Tecnologia

União Europeia foca em modelos de inteligência artificial especializados para aumentar a competitividade industrial

04 de Agosto de 2026 às 12:07

A União Europeia reorganizou sua estratégia de inteligência artificial para focar em modelos especializados e aplicações industriais, visando a soberania tecnológica. O plano prevê a criação de laboratórios de dados e a implementação da tecnologia em setores como saúde, defesa e manufatura. Empresas como Airbus, BMW e Siemens já aplicam essas soluções em engenharia e aviação

União Europeia foca em modelos de inteligência artificial especializados para aumentar a competitividade industrial
Foto: EFE/Filip Singer.

A União Europeia reorganizou sua estratégia de inteligência artificial para focar em modelos especializados e aplicações industriais. O objetivo central do "Plano de Ação para a Europa em IA", coordenado pela Comissão Europeia, é elevar a competitividade do bloco e diminuir a dependência tecnológica em relação aos Estados Unidos e à China.
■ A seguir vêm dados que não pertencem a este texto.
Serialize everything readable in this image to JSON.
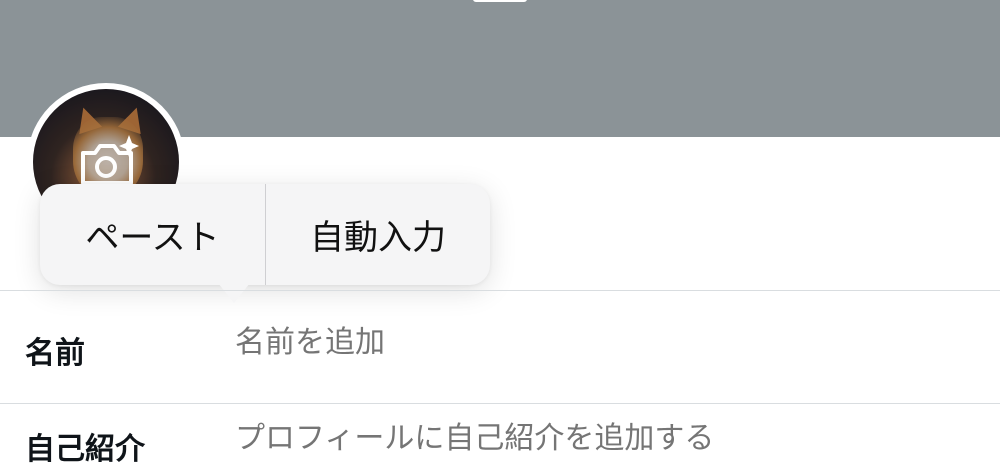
{
  "profile_editor": {
    "fields": [
      {
        "label": "名前",
        "placeholder": "名前を追加",
        "value": ""
      },
      {
        "label": "自己紹介",
        "placeholder": "プロフィールに自己紹介を追加する",
        "value": ""
      }
    ]
  },
  "context_menu": {
    "items": [
      {
        "label": "ペースト"
      },
      {
        "label": "自動入力"
      }
    ]
  },
  "icons": {
    "avatar_overlay": "camera-sparkle-icon"
  },
  "colors": {
    "banner": "#8b9397",
    "popover_bg": "#f5f5f6",
    "placeholder": "#6b7680",
    "divider": "#d9dde0"
  }
}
A diretriz de Bruxelas prioriza a transformação de competências locais em aceleradores tecnológicos, direcionando a IA para setores como ciência, saúde, indústria e automotivo. Para viabilizar esse avanço, a Comissão propõe a criação de laboratórios de dados integrados às fábricas de IA e a consolidação de um mercado único de dados europeu, permitindo que soluções de treinamento de modelos sejam escaladas em todo o continente.

Aplicações setoriais e soberania tecnológica

A "Estratégia para a IA" visa acelerar a implementação da tecnologia em áreas críticas, incluindo robótica, energia, defesa, comunicações, manufatura, construção, agroalimentação e serviços públicos. Essa abordagem busca garantir a soberania tecnológica europeia por meio de ferramentas adaptadas a necessidades reais de cada setor.

No setor aeroespacial, a Airbus estabeleceu uma parceria com a Mistral AI para desenvolver aplicações soberanas que abrangem desde a fase de projeto até capacidades embarcadas, seguindo rigorosos critérios de segurança. Catherine Jestin, vice-presidente executiva digital da Airbus, indica que essa cooperação viabiliza casos de uso de alto valor para a aviação.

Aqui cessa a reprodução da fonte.